The country is one of the top 12 sea-trading nations in the world and that it has not yet been directly affected by piracy is thanks largely to the efforts of the SA Navy plus its geographic location at a recognised naval choke point.
The choke point is the Cape of Good Hope, which along with the Suez Canal and the Straits of Gibraltar are more easily defendable against maritime and naval incursions.
Piracy is the number one priority in terms of these incursions with the International Maritime Organisation (IMO) estimating a direct loss of up to R85bn a year.
Since May last year Operation Copper, South Africa’s ongoing anti-piracy deployment, has seen at least one South African warship on station in the Mozambican Channel at all times.

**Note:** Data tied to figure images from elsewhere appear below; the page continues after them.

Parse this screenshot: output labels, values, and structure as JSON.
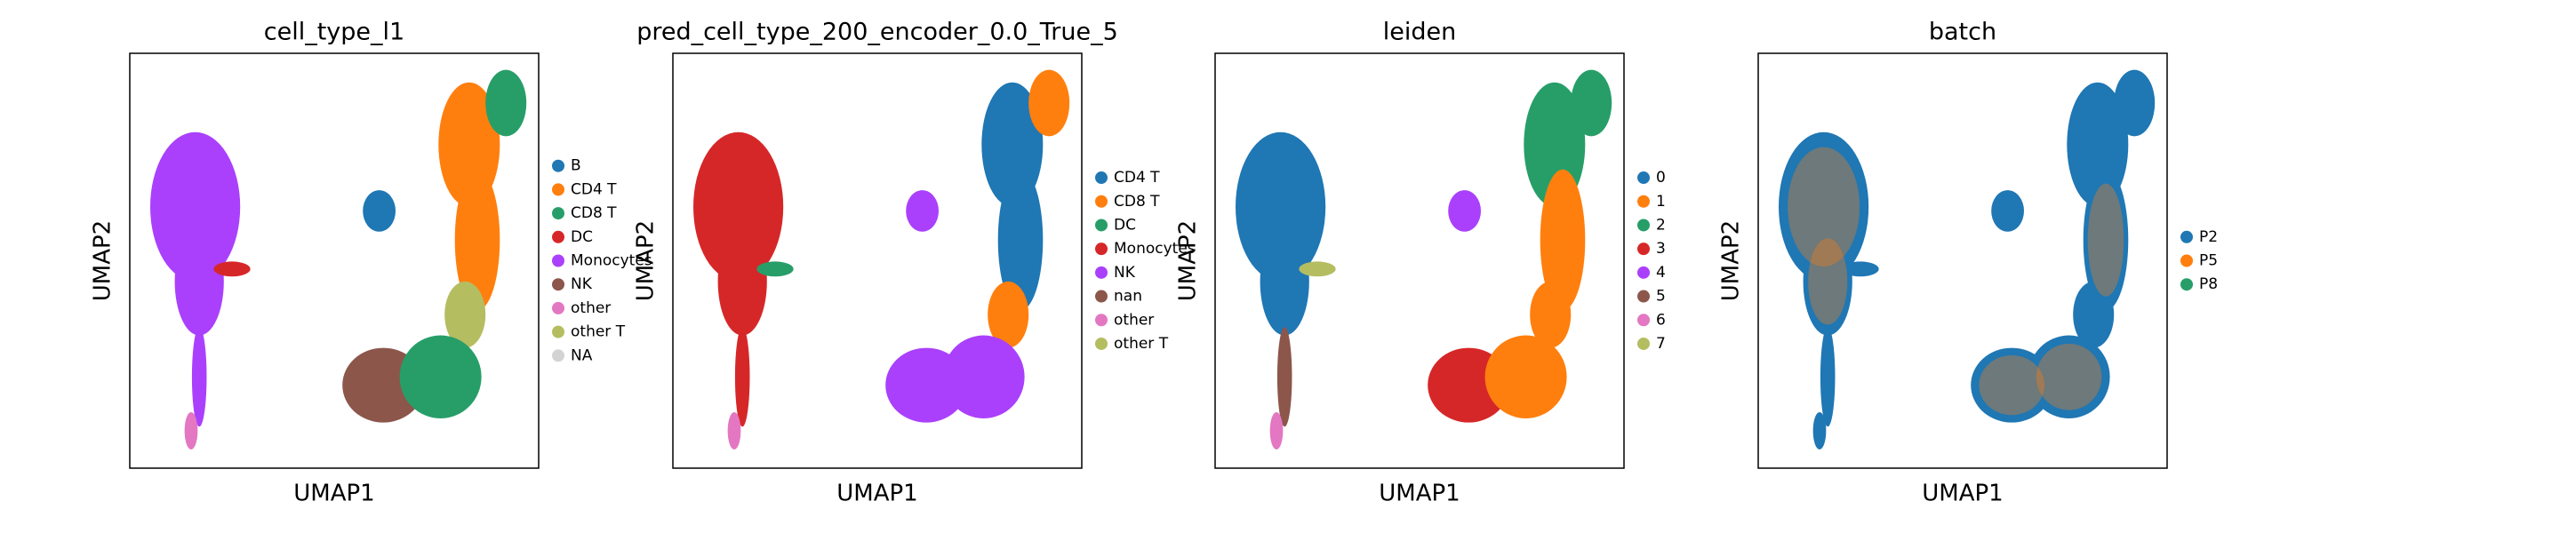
{
  "chart_data": [
    {
      "type": "scatter",
      "title": "cell_type_l1",
      "xlabel": "UMAP1",
      "ylabel": "UMAP2",
      "series": [
        {
          "name": "B",
          "color": "#1f77b4"
        },
        {
          "name": "CD4 T",
          "color": "#ff7f0e"
        },
        {
          "name": "CD8 T",
          "color": "#279e68"
        },
        {
          "name": "DC",
          "color": "#d62728"
        },
        {
          "name": "Monocytes",
          "color": "#aa40fc"
        },
        {
          "name": "NK",
          "color": "#8c564b"
        },
        {
          "name": "other",
          "color": "#e377c2"
        },
        {
          "name": "other T",
          "color": "#b5bd61"
        },
        {
          "name": "NA",
          "color": "#d3d3d3"
        }
      ]
    },
    {
      "type": "scatter",
      "title": "pred_cell_type_200_encoder_0.0_True_5",
      "xlabel": "UMAP1",
      "ylabel": "UMAP2",
      "series": [
        {
          "name": "CD4 T",
          "color": "#1f77b4"
        },
        {
          "name": "CD8 T",
          "color": "#ff7f0e"
        },
        {
          "name": "DC",
          "color": "#279e68"
        },
        {
          "name": "Monocytes",
          "color": "#d62728"
        },
        {
          "name": "NK",
          "color": "#aa40fc"
        },
        {
          "name": "nan",
          "color": "#8c564b"
        },
        {
          "name": "other",
          "color": "#e377c2"
        },
        {
          "name": "other T",
          "color": "#b5bd61"
        }
      ]
    },
    {
      "type": "scatter",
      "title": "leiden",
      "xlabel": "UMAP1",
      "ylabel": "UMAP2",
      "series": [
        {
          "name": "0",
          "color": "#1f77b4"
        },
        {
          "name": "1",
          "color": "#ff7f0e"
        },
        {
          "name": "2",
          "color": "#279e68"
        },
        {
          "name": "3",
          "color": "#d62728"
        },
        {
          "name": "4",
          "color": "#aa40fc"
        },
        {
          "name": "5",
          "color": "#8c564b"
        },
        {
          "name": "6",
          "color": "#e377c2"
        },
        {
          "name": "7",
          "color": "#b5bd61"
        }
      ]
    },
    {
      "type": "scatter",
      "title": "batch",
      "xlabel": "UMAP1",
      "ylabel": "UMAP2",
      "series": [
        {
          "name": "P2",
          "color": "#1f77b4"
        },
        {
          "name": "P5",
          "color": "#ff7f0e"
        },
        {
          "name": "P8",
          "color": "#279e68"
        }
      ]
    }
  ]
}
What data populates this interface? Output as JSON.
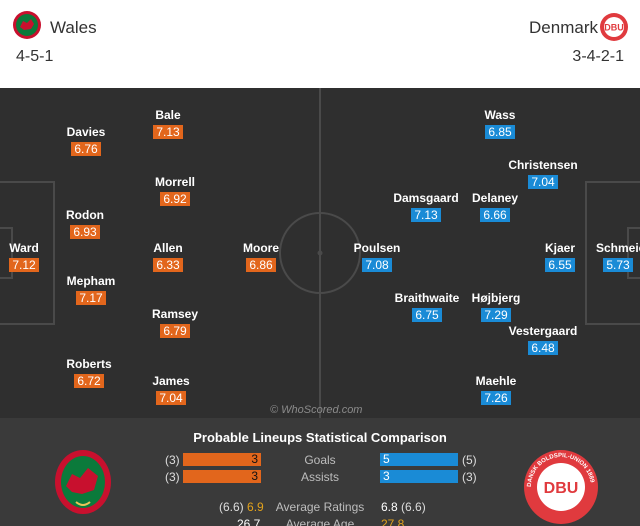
{
  "home": {
    "name": "Wales",
    "formation": "4-5-1",
    "players": [
      {
        "name": "Ward",
        "rating": "7.12"
      },
      {
        "name": "Davies",
        "rating": "6.76"
      },
      {
        "name": "Rodon",
        "rating": "6.93"
      },
      {
        "name": "Mepham",
        "rating": "7.17"
      },
      {
        "name": "Roberts",
        "rating": "6.72"
      },
      {
        "name": "Bale",
        "rating": "7.13"
      },
      {
        "name": "Morrell",
        "rating": "6.92"
      },
      {
        "name": "Allen",
        "rating": "6.33"
      },
      {
        "name": "Ramsey",
        "rating": "6.79"
      },
      {
        "name": "James",
        "rating": "7.04"
      },
      {
        "name": "Moore",
        "rating": "6.86"
      }
    ]
  },
  "away": {
    "name": "Denmark",
    "formation": "3-4-2-1",
    "crest_text": "DBU",
    "players": [
      {
        "name": "Schmeichel",
        "rating": "5.73"
      },
      {
        "name": "Kjaer",
        "rating": "6.55"
      },
      {
        "name": "Christensen",
        "rating": "7.04"
      },
      {
        "name": "Vestergaard",
        "rating": "6.48"
      },
      {
        "name": "Wass",
        "rating": "6.85"
      },
      {
        "name": "Delaney",
        "rating": "6.66"
      },
      {
        "name": "Højbjerg",
        "rating": "7.29"
      },
      {
        "name": "Maehle",
        "rating": "7.26"
      },
      {
        "name": "Damsgaard",
        "rating": "7.13"
      },
      {
        "name": "Braithwaite",
        "rating": "6.75"
      },
      {
        "name": "Poulsen",
        "rating": "7.08"
      }
    ]
  },
  "watermark": "© WhoScored.com",
  "comparison": {
    "title": "Probable Lineups Statistical Comparison",
    "goals": {
      "label": "Goals",
      "home_paren": "(3)",
      "home": "3",
      "away": "5",
      "away_paren": "(5)"
    },
    "assists": {
      "label": "Assists",
      "home_paren": "(3)",
      "home": "3",
      "away": "3",
      "away_paren": "(3)"
    },
    "avg_ratings": {
      "label": "Average Ratings",
      "home_paren": "(6.6)",
      "home": "6.9",
      "away": "6.8",
      "away_paren": "(6.6)"
    },
    "avg_age": {
      "label": "Average Age",
      "home": "26.7",
      "away": "27.8"
    },
    "away_crest_text": "DBU",
    "away_crest_ring": "DANSK BOLDSPIL-UNION 1889"
  },
  "colors": {
    "home_accent": "#e2661c",
    "away_accent": "#1a8bd6",
    "pitch": "#2f2f2f",
    "panel": "#3a3a3a"
  }
}
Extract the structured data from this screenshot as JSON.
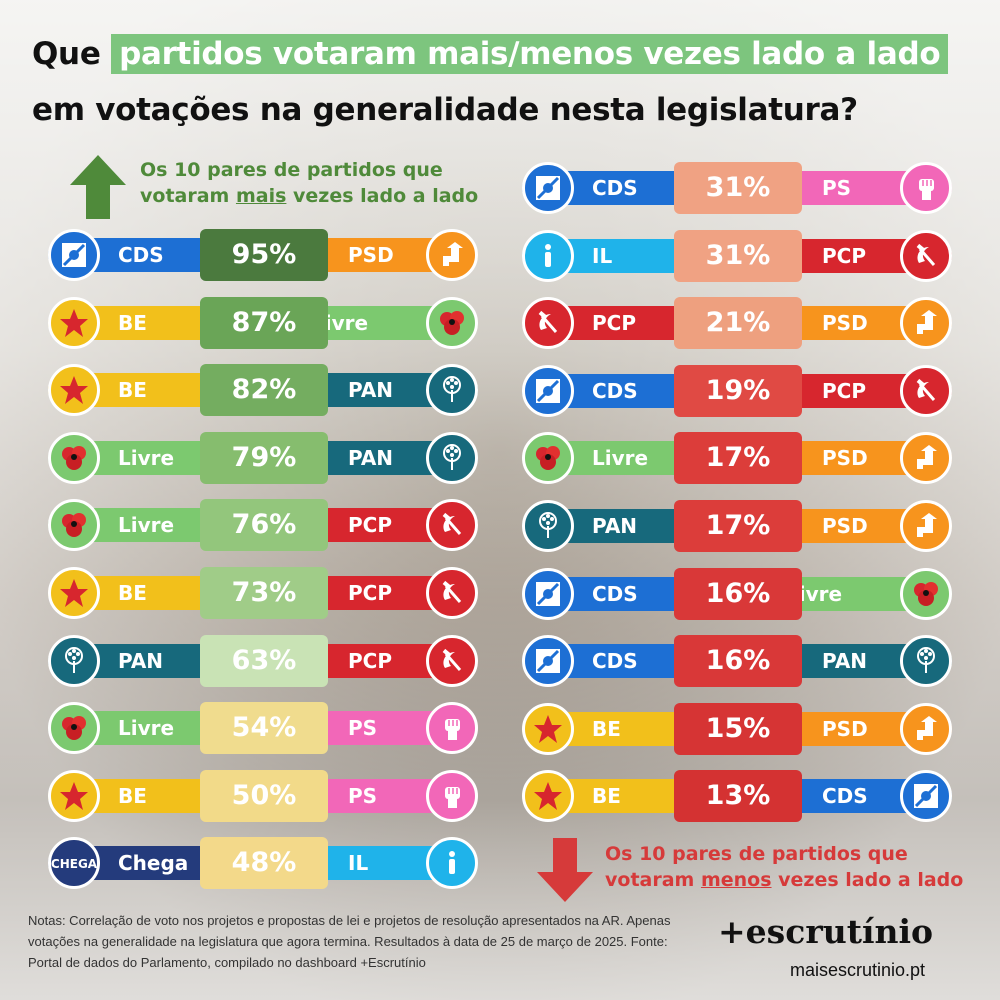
{
  "title": {
    "line1_pre": "Que",
    "line1_highlight": "partidos votaram mais/menos vezes lado a lado",
    "line2": "em votações na generalidade nesta legislatura?"
  },
  "legend_top": {
    "line1": "Os 10 pares de partidos que",
    "line2_pre": "votaram ",
    "line2_u": "mais",
    "line2_post": " vezes lado a lado"
  },
  "legend_bottom": {
    "line1": "Os 10 pares de partidos que",
    "line2_pre": "votaram ",
    "line2_u": "menos",
    "line2_post": " vezes lado a lado"
  },
  "party_colors": {
    "CDS": "#1d6fd4",
    "PSD": "#f7941d",
    "BE": "#f2c01b",
    "Livre": "#7cc96f",
    "PAN": "#17697c",
    "PCP": "#d7262e",
    "PS": "#f267b8",
    "IL": "#1fb3ea",
    "Chega": "#243b7c"
  },
  "party_icons": {
    "CDS": "cds-logo-icon",
    "PSD": "psd-arrow-icon",
    "BE": "be-star-icon",
    "Livre": "livre-poppy-icon",
    "PAN": "pan-tree-icon",
    "PCP": "pcp-hammer-sickle-icon",
    "PS": "ps-fist-icon",
    "IL": "il-i-icon",
    "Chega": "chega-logo-icon"
  },
  "most": [
    {
      "a": "CDS",
      "b": "PSD",
      "value": "95%",
      "color": "#4b7a3e"
    },
    {
      "a": "BE",
      "b": "Livre",
      "value": "87%",
      "color": "#6aa557"
    },
    {
      "a": "BE",
      "b": "PAN",
      "value": "82%",
      "color": "#74ad60"
    },
    {
      "a": "Livre",
      "b": "PAN",
      "value": "79%",
      "color": "#86bd6e"
    },
    {
      "a": "Livre",
      "b": "PCP",
      "value": "76%",
      "color": "#93c67c"
    },
    {
      "a": "BE",
      "b": "PCP",
      "value": "73%",
      "color": "#a0cc88"
    },
    {
      "a": "PAN",
      "b": "PCP",
      "value": "63%",
      "color": "#c9e3b5"
    },
    {
      "a": "Livre",
      "b": "PS",
      "value": "54%",
      "color": "#f0dc8e"
    },
    {
      "a": "BE",
      "b": "PS",
      "value": "50%",
      "color": "#f2da89"
    },
    {
      "a": "Chega",
      "b": "IL",
      "value": "48%",
      "color": "#f3d98a"
    }
  ],
  "least": [
    {
      "a": "CDS",
      "b": "PS",
      "value": "31%",
      "color": "#f0a283"
    },
    {
      "a": "IL",
      "b": "PCP",
      "value": "31%",
      "color": "#f0a283"
    },
    {
      "a": "PCP",
      "b": "PSD",
      "value": "21%",
      "color": "#eea07f"
    },
    {
      "a": "CDS",
      "b": "PCP",
      "value": "19%",
      "color": "#e04a44"
    },
    {
      "a": "Livre",
      "b": "PSD",
      "value": "17%",
      "color": "#dc3d3a"
    },
    {
      "a": "PAN",
      "b": "PSD",
      "value": "17%",
      "color": "#dc3d3a"
    },
    {
      "a": "CDS",
      "b": "Livre",
      "value": "16%",
      "color": "#d93838"
    },
    {
      "a": "CDS",
      "b": "PAN",
      "value": "16%",
      "color": "#d93838"
    },
    {
      "a": "BE",
      "b": "PSD",
      "value": "15%",
      "color": "#d63434"
    },
    {
      "a": "BE",
      "b": "CDS",
      "value": "13%",
      "color": "#d43232"
    }
  ],
  "notes": "Notas: Correlação de voto nos projetos e propostas de lei e projetos de resolução apresentados na AR. Apenas votações na generalidade na legislatura que agora termina. Resultados à data de 25 de março de 2025. Fonte: Portal de dados do Parlamento, compilado no dashboard +Escrutínio",
  "brand": "+escrutínio",
  "site": "maisescrutinio.pt"
}
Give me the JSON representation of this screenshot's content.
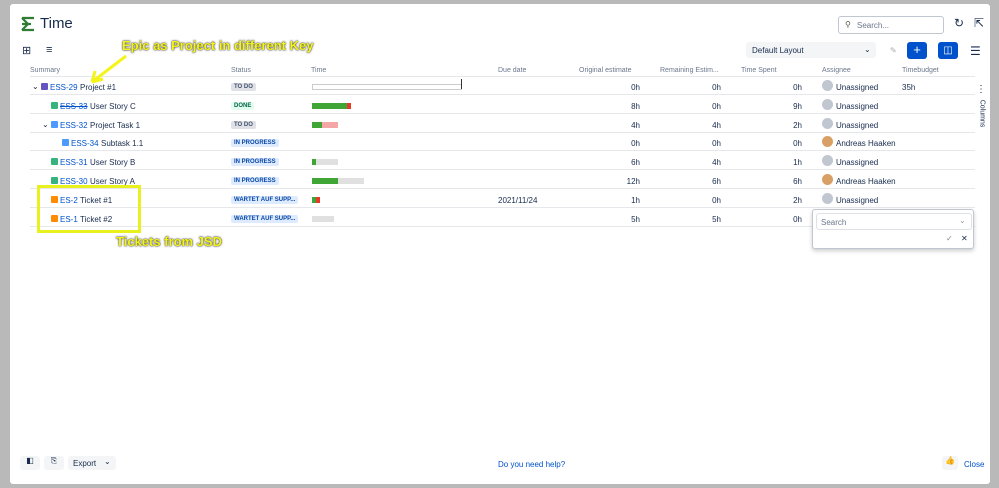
{
  "header": {
    "title": "Time",
    "search_placeholder": "Search..."
  },
  "toolbar": {
    "layout": "Default Layout"
  },
  "annotations": [
    "Epic as Project in different Key",
    "Tickets from JSD"
  ],
  "table": {
    "columns": [
      "Summary",
      "Status",
      "Time",
      "Due date",
      "Original estimate",
      "Remaining Estim...",
      "Time Spent",
      "Assignee",
      "Timebudget"
    ],
    "rows": [
      {
        "key": "ESS-29",
        "summary": "Project #1",
        "status": "TO DO",
        "original": "0h",
        "remaining": "0h",
        "spent": "0h",
        "assignee": "Unassigned",
        "budget": "35h"
      },
      {
        "key": "ESS-33",
        "summary": "User Story C",
        "status": "DONE",
        "original": "8h",
        "remaining": "0h",
        "spent": "9h",
        "assignee": "Unassigned"
      },
      {
        "key": "ESS-32",
        "summary": "Project Task 1",
        "status": "TO DO",
        "original": "4h",
        "remaining": "4h",
        "spent": "2h",
        "assignee": "Unassigned"
      },
      {
        "key": "ESS-34",
        "summary": "Subtask 1.1",
        "status": "IN PROGRESS",
        "original": "0h",
        "remaining": "0h",
        "spent": "0h",
        "assignee": "Andreas Haaken"
      },
      {
        "key": "ESS-31",
        "summary": "User Story B",
        "status": "IN PROGRESS",
        "original": "6h",
        "remaining": "4h",
        "spent": "1h",
        "assignee": "Unassigned"
      },
      {
        "key": "ESS-30",
        "summary": "User Story A",
        "status": "IN PROGRESS",
        "original": "12h",
        "remaining": "6h",
        "spent": "6h",
        "assignee": "Andreas Haaken"
      },
      {
        "key": "ES-2",
        "summary": "Ticket #1",
        "status": "WARTET AUF SUPP...",
        "due": "2021/11/24",
        "original": "1h",
        "remaining": "0h",
        "spent": "2h",
        "assignee": "Unassigned"
      },
      {
        "key": "ES-1",
        "summary": "Ticket #2",
        "status": "WARTET AUF SUPP...",
        "original": "5h",
        "remaining": "5h",
        "spent": "0h"
      }
    ]
  },
  "side_panel": {
    "label": "Columns"
  },
  "popup": {
    "search_placeholder": "Search"
  },
  "footer": {
    "export": "Export",
    "help": "Do you need help?",
    "close": "Close"
  }
}
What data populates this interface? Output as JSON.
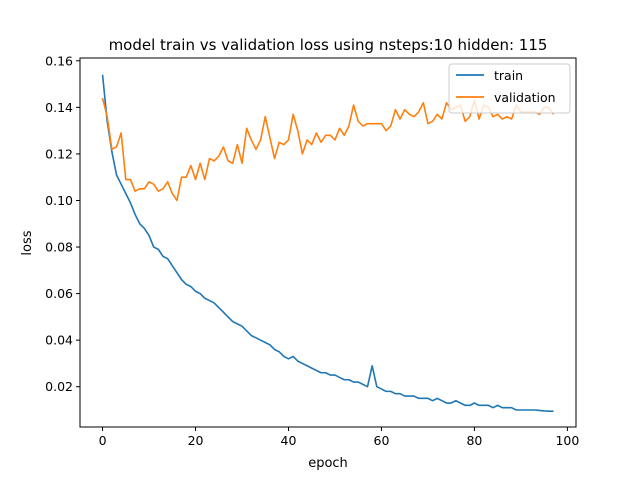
{
  "chart_data": {
    "type": "line",
    "title": "model train vs validation loss using nsteps:10 hidden: 115",
    "xlabel": "epoch",
    "ylabel": "loss",
    "xlim": [
      -4.85,
      101.85
    ],
    "ylim": [
      0.0027,
      0.1612
    ],
    "xticks": [
      0,
      20,
      40,
      60,
      80,
      100
    ],
    "yticks": [
      0.02,
      0.04,
      0.06,
      0.08,
      0.1,
      0.12,
      0.14,
      0.16
    ],
    "ytick_labels": [
      "0.02",
      "0.04",
      "0.06",
      "0.08",
      "0.10",
      "0.12",
      "0.14",
      "0.16"
    ],
    "grid": false,
    "legend_position": "top-right",
    "series": [
      {
        "name": "train",
        "color": "#1f77b4",
        "x": [
          0,
          1,
          2,
          3,
          4,
          5,
          6,
          7,
          8,
          9,
          10,
          11,
          12,
          13,
          14,
          15,
          16,
          17,
          18,
          19,
          20,
          21,
          22,
          23,
          24,
          25,
          26,
          27,
          28,
          29,
          30,
          31,
          32,
          33,
          34,
          35,
          36,
          37,
          38,
          39,
          40,
          41,
          42,
          43,
          44,
          45,
          46,
          47,
          48,
          49,
          50,
          51,
          52,
          53,
          54,
          55,
          56,
          57,
          58,
          59,
          60,
          61,
          62,
          63,
          64,
          65,
          66,
          67,
          68,
          69,
          70,
          71,
          72,
          73,
          74,
          75,
          76,
          77,
          78,
          79,
          80,
          81,
          82,
          83,
          84,
          85,
          86,
          87,
          88,
          89,
          90,
          91,
          92,
          93,
          94,
          95,
          96,
          97
        ],
        "y": [
          0.154,
          0.134,
          0.121,
          0.111,
          0.107,
          0.103,
          0.099,
          0.094,
          0.09,
          0.088,
          0.085,
          0.08,
          0.079,
          0.076,
          0.075,
          0.072,
          0.069,
          0.066,
          0.064,
          0.063,
          0.061,
          0.06,
          0.058,
          0.057,
          0.056,
          0.054,
          0.052,
          0.05,
          0.048,
          0.047,
          0.046,
          0.044,
          0.042,
          0.041,
          0.04,
          0.039,
          0.038,
          0.036,
          0.035,
          0.033,
          0.032,
          0.033,
          0.031,
          0.03,
          0.029,
          0.028,
          0.027,
          0.026,
          0.026,
          0.025,
          0.025,
          0.024,
          0.023,
          0.023,
          0.022,
          0.022,
          0.021,
          0.02,
          0.029,
          0.02,
          0.019,
          0.018,
          0.018,
          0.017,
          0.017,
          0.016,
          0.016,
          0.016,
          0.015,
          0.015,
          0.015,
          0.014,
          0.015,
          0.014,
          0.013,
          0.013,
          0.014,
          0.013,
          0.012,
          0.012,
          0.013,
          0.012,
          0.012,
          0.012,
          0.011,
          0.012,
          0.011,
          0.011,
          0.011,
          0.01,
          0.01,
          0.01,
          0.01,
          0.01,
          0.0098,
          0.0096,
          0.0095,
          0.0095
        ]
      },
      {
        "name": "validation",
        "color": "#ff7f0e",
        "x": [
          0,
          1,
          2,
          3,
          4,
          5,
          6,
          7,
          8,
          9,
          10,
          11,
          12,
          13,
          14,
          15,
          16,
          17,
          18,
          19,
          20,
          21,
          22,
          23,
          24,
          25,
          26,
          27,
          28,
          29,
          30,
          31,
          32,
          33,
          34,
          35,
          36,
          37,
          38,
          39,
          40,
          41,
          42,
          43,
          44,
          45,
          46,
          47,
          48,
          49,
          50,
          51,
          52,
          53,
          54,
          55,
          56,
          57,
          58,
          59,
          60,
          61,
          62,
          63,
          64,
          65,
          66,
          67,
          68,
          69,
          70,
          71,
          72,
          73,
          74,
          75,
          76,
          77,
          78,
          79,
          80,
          81,
          82,
          83,
          84,
          85,
          86,
          87,
          88,
          89,
          90,
          91,
          92,
          93,
          94,
          95,
          96,
          97
        ],
        "y": [
          0.144,
          0.136,
          0.122,
          0.123,
          0.129,
          0.109,
          0.109,
          0.104,
          0.105,
          0.105,
          0.108,
          0.107,
          0.104,
          0.105,
          0.108,
          0.103,
          0.1,
          0.11,
          0.11,
          0.115,
          0.109,
          0.116,
          0.109,
          0.118,
          0.117,
          0.119,
          0.123,
          0.117,
          0.116,
          0.124,
          0.116,
          0.131,
          0.126,
          0.122,
          0.126,
          0.136,
          0.127,
          0.118,
          0.125,
          0.124,
          0.126,
          0.137,
          0.13,
          0.12,
          0.126,
          0.124,
          0.129,
          0.125,
          0.128,
          0.128,
          0.126,
          0.131,
          0.128,
          0.132,
          0.141,
          0.134,
          0.132,
          0.133,
          0.133,
          0.133,
          0.133,
          0.13,
          0.132,
          0.139,
          0.135,
          0.139,
          0.137,
          0.136,
          0.138,
          0.142,
          0.133,
          0.134,
          0.137,
          0.135,
          0.142,
          0.139,
          0.14,
          0.141,
          0.134,
          0.136,
          0.143,
          0.135,
          0.141,
          0.14,
          0.136,
          0.137,
          0.135,
          0.136,
          0.135,
          0.141,
          0.138,
          0.138,
          0.138,
          0.138,
          0.137,
          0.14,
          0.14,
          0.137
        ]
      }
    ]
  }
}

Initially duties were confined to intelligence gathering and assisting the EU Naval Force (EUNavFor), based off the Horn of Africa, but this has since grown to board and search as well as being a more active player in the multinational task force’s effort to end piracy off the continent’s east coast.
The first South African ship to be an active part of a suspected pirate interdiction was SAS Drakensberg, the Navy’s sole support ship. She took up station in April this year and was an essential cog in the machinery that allowed a “vessel of interest” to be turned back and into the waiting arms of EUNavFor ships.
IMO estimates acts of piracy worldwide, but centred off the African east coast in specifically Somalian waters costs the world economy up to R85bn a year in direct losses. Added to this are ransoms demanded by pirates for the release of ships and their crew, often running into tens of millions of US dollars. To this must be added hostage-taking off recreational yachts and motor vessels and associated ransom demands, also quoted as millions of US dollars, and more often than not, not made public.
Previously, then defence minister Lindiwe Sisulu laid the blame for piracy squarely at the door of Africa’s colonial past. She told a SADC Defence Council meeting earlier this year Somalis, in particular, had taken to piracy to survive because the country’s former colonial masters had stripped fish populations and made farming almost impossible.
South Africa, with arguably the strongest navy on the continent, has taken the lead in the SADC region to stop piracy.
This has led to the various memoranda of understanding including a trilateral one with Mozambique and Kenya.
Earlier this month Mozambique became the 20th country to sign the IMO anti-piracy code, the so-called Djibouti Code of Conduct. It was set up to develop regional capacity for counter piracy in the Gulf of Aden and the western Indian Ocean.
Other signatories are the Comoros, Djibouti, Egypt, Eritrea, Ethiopia, Jordan, Kenya, Madagascar, Maldives, Mauritius, Oman, Saudi Arabia, Seychelles, Somalia, South Africa, the Sudan, the United Arab Emirates, Tanzania and Yemen.
The review also makes provision for the exercise of jurisdiction, conducting investigations and prosecution.